Don't get me started, or I swear I will never stop. house mess makes me feel like Rumplestiltskin. I swear I'm going to tear myself to tatters. I HATE cleaning. I HATE a messy house. I HATE nagging everybody to clean up. But I HATE the mess!

AAAAAAAAAAAAAAAAGGGGGGGGGGH.

*ahem* [straightens top]

You were saying...?

Steven Gould said...

And this from the stackmeister. (If I put it in a neat stack, it will be o-kay.)

Madeleine Robins said...

I love you, Laura. Next time we're in the same timezone let us drown our sorrows and speak of someone else's dustbunnies...

My inlaws (who keep an otherwise neat house) are unbelievable stackers in their kitchen. I think mostly they're collecting articles from the New York Times and New Yorker to send to us (see, the Internet has contributed to less paper pollution!).

Kate Elliott said...

Oh god, she said, repeating what Laura said. I also find it easier to focus where there is less chaos, and I utterly hate a messy house, but I hate picking up after others perhaps even more, so there you are. Much weeping and gnashing of teeth.

Maureen McHugh said...

That thing about realizing that other your way is not other people's way? In spades.

But how come other people in my life feel quite comfortable doing things to 'help' me?

(Of course, at this moment I am entirely surrounded by boxes of stuff. Which is a weird kind of, not very useful order, I suppose.)

Caroline Spector said...

I'm with Laura on this, too. There is nothing worse than a disorganized house. And given the fact that I appear to be living with one of the Collyer Brothers
(http://en.wikipedia.org/wiki/Collyer_brothers) it's enough to drive one to drink. (Sorry, I don't know nothin; about writing HTML thingies.)

And Warren thinks I LIKE cleaning. No, like writing, I HAVING DONE it.

Oh god, I promised myself I would only rant on my day.

Madeleine Robins said...

Oh, rant all you like, Caroline. At least on my day.

Are we going to have to spin off a Female Brains site to contain this sort of ranting? Cause I notice that none of the guys are coming in to weigh in...

But really, while I could go on all day about disorder and its discontents, I was really thinking in terms of how different our (my family's) organizational thinking is. My husband (a prince!) wants and needs to do certain things just so. Maintaining his desktop (or his desk) is not one of them. If I paint a wall, it's enough that it's painted and not excruciating to look at; if he does it, it's done right. Maybe it's a guy thing? Except that my kids are both female...

Steven Gould said...

Oddly enough, Rory is really quite a neatnik (though he has to accept certain chaos when his daughter is around.) I've never seen Brad and Barb's messy except in the middle of a band practice when we're all sprawled everywhere. (But they could have secret messiness. It could happen.)

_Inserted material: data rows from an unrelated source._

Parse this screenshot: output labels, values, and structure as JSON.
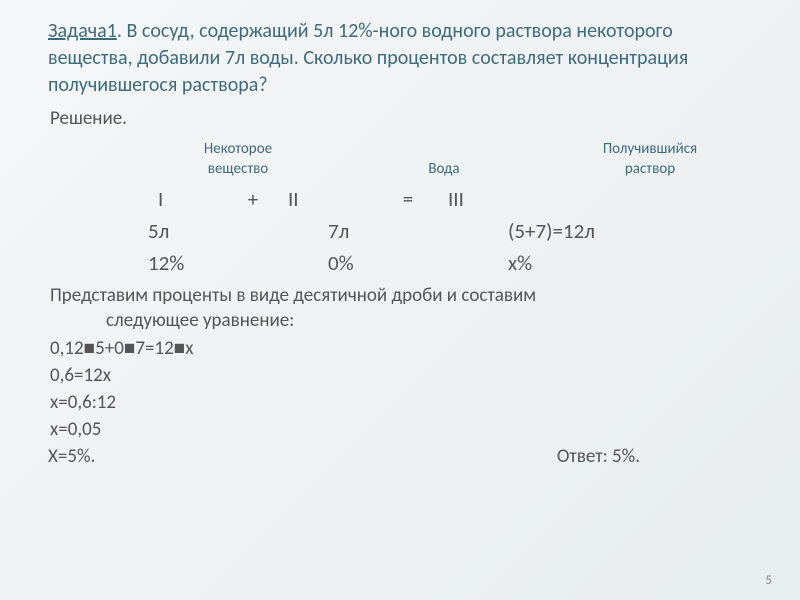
{
  "title": {
    "prefix": "Задача1",
    "rest": ". В сосуд, содержащий 5л 12%-ного водного раствора некоторого вещества, добавили 7л воды. Сколько процентов составляет концентрация получившегося раствора?"
  },
  "solution_label": "Решение.",
  "table": {
    "header1": {
      "c1": "Некоторое",
      "c2": "",
      "c3": "Получившийся"
    },
    "header2": {
      "c1": "вещество",
      "c2": "Вода",
      "c3": "раствор"
    },
    "romans": {
      "r1": "I",
      "op1": "+",
      "r2": "II",
      "op2": "=",
      "r3": "III"
    },
    "volumes": {
      "v1": "5л",
      "v2": "7л",
      "v3": "(5+7)=12л"
    },
    "percents": {
      "p1": "12%",
      "p2": "0%",
      "p3": "x%"
    }
  },
  "paragraph": {
    "line1": "Представим проценты в виде десятичной дроби и составим",
    "line2": "следующее уравнение:"
  },
  "calc": {
    "l1_a": "0,12",
    "l1_b": "5+0",
    "l1_c": "7=12",
    "l1_d": "x",
    "l2": "0,6=12x",
    "l3": "x=0,6:12",
    "l4": "x=0,05",
    "l5": "X=5%."
  },
  "answer": "Ответ: 5%.",
  "page": "5",
  "colors": {
    "heading": "#3e6b7d",
    "body": "#555555",
    "bg_light": "#f5f7f8",
    "bg_dark": "#e8edef"
  },
  "bullet": "■"
}
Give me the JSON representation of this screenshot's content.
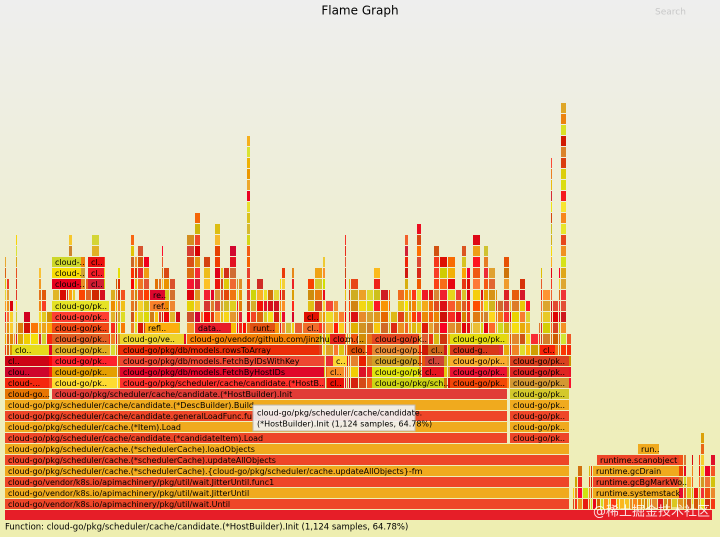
{
  "title": "Flame Graph",
  "search": "Search",
  "frames": [
    "cloud-go/vendor/k8s.io/apimachinery/pkg/util/wait.Until",
    "cloud-go/vendor/k8s.io/apimachinery/pkg/util/wait.JitterUntil",
    "runtime.systemstack",
    "cloud-go/vendor/k8s.io/apimachinery/pkg/util/wait.JitterUntil.func1",
    "runtime.gcBgMarkWo..",
    "cloud-go/pkg/scheduler/cache.(*schedulerCache).{cloud-go/pkg/scheduler/cache.updateAllObjects}-fm",
    "runtime.gcDrain",
    "cloud-go/pkg/scheduler/cache.(*schedulerCache).updateAllObjects",
    "runtime.scanobject",
    "cloud-go/pkg/scheduler/cache.(*schedulerCache).loadObjects",
    "run..",
    "cloud-go/pkg/scheduler/cache/candidate.(*candidateItem).Load",
    "cloud-go/pk..",
    "cloud-go/pkg/scheduler/cache.(*Item).Load",
    "cloud-go/pk..",
    "cloud-go/pkg/scheduler/cache/candidate.generalLoadFunc.func1",
    "cloud-go/pk..",
    "cloud-go/pkg/scheduler/cache/candidate.(*DescBuilder).Build",
    "cloud-go/pk..",
    "cloud-go...",
    "cloud-go/pkg/scheduler/cache/candidate.(*HostBuilder).Init",
    "cloud-go/pk..",
    "cloud-...",
    "cloud-go/pk..",
    "cloud-go/pkg/scheduler/cache/candidate.(*HostB..",
    "cl..",
    "cloud-go/pkg/sch..",
    "cloud-go/pk..",
    "cloud-go/pk..",
    "clou..",
    "cloud-go/pk..",
    "cloud-go/pkg/db/models.FetchByHostIDs",
    "cl..",
    "cloud-go/pk..",
    "cl..",
    "cloud-go/pk..",
    "cloud-go/pk..",
    "cl..",
    "cloud-go/pk..",
    "cloud-go/pkg/db/models.FetchByIDsWithKey",
    "c..",
    "cloud-go/p..",
    "cl..",
    "cloud-go/pk..",
    "cloud-go/pk..",
    "clo..",
    "cloud-go/pk..",
    "cloud-go/pkg/db/models.rowsToArray",
    "clo..",
    "cloud-go/p..",
    "cl..",
    "cloud-g..",
    "cl..",
    "cloud-go/pk..",
    "cloud-go/ve..",
    "cloud-go/vendor/github.com/jinzhu/gorm.(..",
    "clo..",
    "cloud-go/pk..",
    "cloud-go/pk..",
    "cloud-go/pk..",
    "refl..",
    "data..",
    "runt..",
    "cl..",
    "cloud-go/pk..",
    "cl..",
    "cloud-go/pk..",
    "ref..",
    "re..",
    "cloud-..",
    "cl..",
    "cloud-..",
    "cl..",
    "cloud-..",
    "cl.."
  ],
  "tooltip": {
    "line1": "cloud-go/pkg/scheduler/cache/candidate.",
    "line2": "(*HostBuilder).Init (1,124 samples, 64.78%)"
  },
  "status": "Function: cloud-go/pkg/scheduler/cache/candidate.(*HostBuilder).Init (1,124 samples, 64.78%)",
  "watermark": "@稀土掘金技术社区"
}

I'm somewhat of a slob but an odd one. If I pick up something I want it to go where it lives, not some temporary place for the sake of "tidiness" because then it's three time harder to find stuff when I want it. It's not where I left it and it's not where it's supposed to go.

This leads to acrimony and domestic discord. Especially when I'm ready to blame anyone and everyone for moving my cheese and it turns out that I was the one who moved it, but forgot.

Anonymous said...

Oh, yes. I really irritate Steve when I move his stuff from the middle of the floor or whatever.

Emma's probably the neatest among us four. Carita is *ahem* as prone to disorganization as her father. I'm somewhere in between.

Though as you mentioned, Mad, we all have our "special" areas of preferred neatness/ slobbiness.